Doani Selvaggi has more than seven years of international experience in reservoir and petroleum engineering, covering reservoir modelling, history matching, forecasting techniques, reservoir management, reservoir uncertainty evaluation, production optimisation, andwell performance analysis for both onshore and offshore fields.

In 2005, he started his career in the oil and gas industry as a reservoir engineer working on Nigerian fields. In 2007, he was posted to Eni Australia where he worked as reservoir engineer until 2011 when he was appointed as reservoir team leader in Eni Indonesia.

He has a BSc (petroleum engineering) from the Central University of Venezuela in 2004 and an MSc (petroleum engineering) from the Polytechnic University of Turin.

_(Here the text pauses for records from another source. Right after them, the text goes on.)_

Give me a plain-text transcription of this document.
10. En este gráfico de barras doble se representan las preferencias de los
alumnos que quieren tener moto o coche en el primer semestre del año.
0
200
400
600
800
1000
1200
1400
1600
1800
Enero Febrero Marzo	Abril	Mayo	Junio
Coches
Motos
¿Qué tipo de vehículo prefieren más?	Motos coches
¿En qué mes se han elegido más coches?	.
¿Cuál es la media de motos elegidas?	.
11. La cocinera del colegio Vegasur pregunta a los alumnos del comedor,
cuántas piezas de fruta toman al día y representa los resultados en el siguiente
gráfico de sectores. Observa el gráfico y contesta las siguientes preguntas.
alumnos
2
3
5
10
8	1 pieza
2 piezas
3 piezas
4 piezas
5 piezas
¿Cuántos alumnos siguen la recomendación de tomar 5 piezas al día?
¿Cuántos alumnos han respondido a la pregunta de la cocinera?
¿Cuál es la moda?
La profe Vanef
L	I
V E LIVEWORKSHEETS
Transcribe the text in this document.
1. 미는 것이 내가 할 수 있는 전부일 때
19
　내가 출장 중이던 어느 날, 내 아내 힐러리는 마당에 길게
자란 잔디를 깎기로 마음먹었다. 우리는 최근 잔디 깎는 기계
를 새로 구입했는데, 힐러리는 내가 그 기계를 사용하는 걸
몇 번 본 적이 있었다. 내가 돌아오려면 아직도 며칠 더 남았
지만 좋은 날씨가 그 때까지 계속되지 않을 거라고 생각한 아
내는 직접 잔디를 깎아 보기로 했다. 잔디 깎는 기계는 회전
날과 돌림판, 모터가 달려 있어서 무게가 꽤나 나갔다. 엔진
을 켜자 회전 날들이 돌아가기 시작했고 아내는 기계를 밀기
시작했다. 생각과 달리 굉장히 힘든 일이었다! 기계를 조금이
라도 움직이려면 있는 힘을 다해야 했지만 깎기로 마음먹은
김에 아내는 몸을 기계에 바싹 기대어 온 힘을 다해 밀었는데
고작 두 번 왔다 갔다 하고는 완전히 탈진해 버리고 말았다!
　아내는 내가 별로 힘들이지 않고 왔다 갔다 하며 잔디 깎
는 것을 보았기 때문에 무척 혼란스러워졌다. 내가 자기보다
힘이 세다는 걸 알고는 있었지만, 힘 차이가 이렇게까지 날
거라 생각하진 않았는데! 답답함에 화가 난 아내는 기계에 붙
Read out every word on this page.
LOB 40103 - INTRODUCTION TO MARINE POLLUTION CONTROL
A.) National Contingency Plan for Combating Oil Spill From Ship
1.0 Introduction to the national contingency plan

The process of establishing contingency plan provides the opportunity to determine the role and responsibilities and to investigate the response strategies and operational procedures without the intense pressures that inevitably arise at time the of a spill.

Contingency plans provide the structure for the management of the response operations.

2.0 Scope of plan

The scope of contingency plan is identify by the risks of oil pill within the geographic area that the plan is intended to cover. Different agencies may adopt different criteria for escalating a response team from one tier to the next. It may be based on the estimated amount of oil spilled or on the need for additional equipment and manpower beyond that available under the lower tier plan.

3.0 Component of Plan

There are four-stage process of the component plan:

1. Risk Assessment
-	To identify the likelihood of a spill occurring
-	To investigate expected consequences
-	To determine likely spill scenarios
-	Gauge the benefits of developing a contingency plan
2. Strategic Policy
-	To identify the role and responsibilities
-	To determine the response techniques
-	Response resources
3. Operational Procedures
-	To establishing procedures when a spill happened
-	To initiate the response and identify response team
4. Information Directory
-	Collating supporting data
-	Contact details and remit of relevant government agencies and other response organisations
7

Giuseppe Maniscalco graduated from Camerino University in 1993. He started working in civil construction as a consultant geologist. In 1997, he started his career in the oil and gas industry with Eni as a reservoir geologist. In 2000, he was posted to Ortona (Italy) and later in 2001 to Ravenna to monitor production in these districts. In 2003, he was assigned to Eni Pakistan as a development geologist and then as team leader in the reservoir department, responsible for the development of the Kirthar and Middle Indus assets. In 2008, he was appointed geoscience manager of Eni Iran responsible for subsurface and reservoir activity of the South Pars and Darquain projects. Since the end of 2011, he has been the reservoir manager for Eni Australia Ltd.

Joseph began his career as a field engineer for Schlumberger in formation evaluation (drilling and measurements).

He graduated from RMIT in 2006 and obtained an MEngSc (petroleum engineering) from UNSW in 2011. Most recently, he has worked as a petroleum engineer, supporting operations and development of the Kitan oilfield (Timor Sea) and Blacktip offshore gas field and pipeline network (Bonaparte basin), as well as working on exploration prospects in the region. Prior to this, he worked in subsurface developments and production operations on the QCLNG project, developing unconventional resources in southeastern Queensland.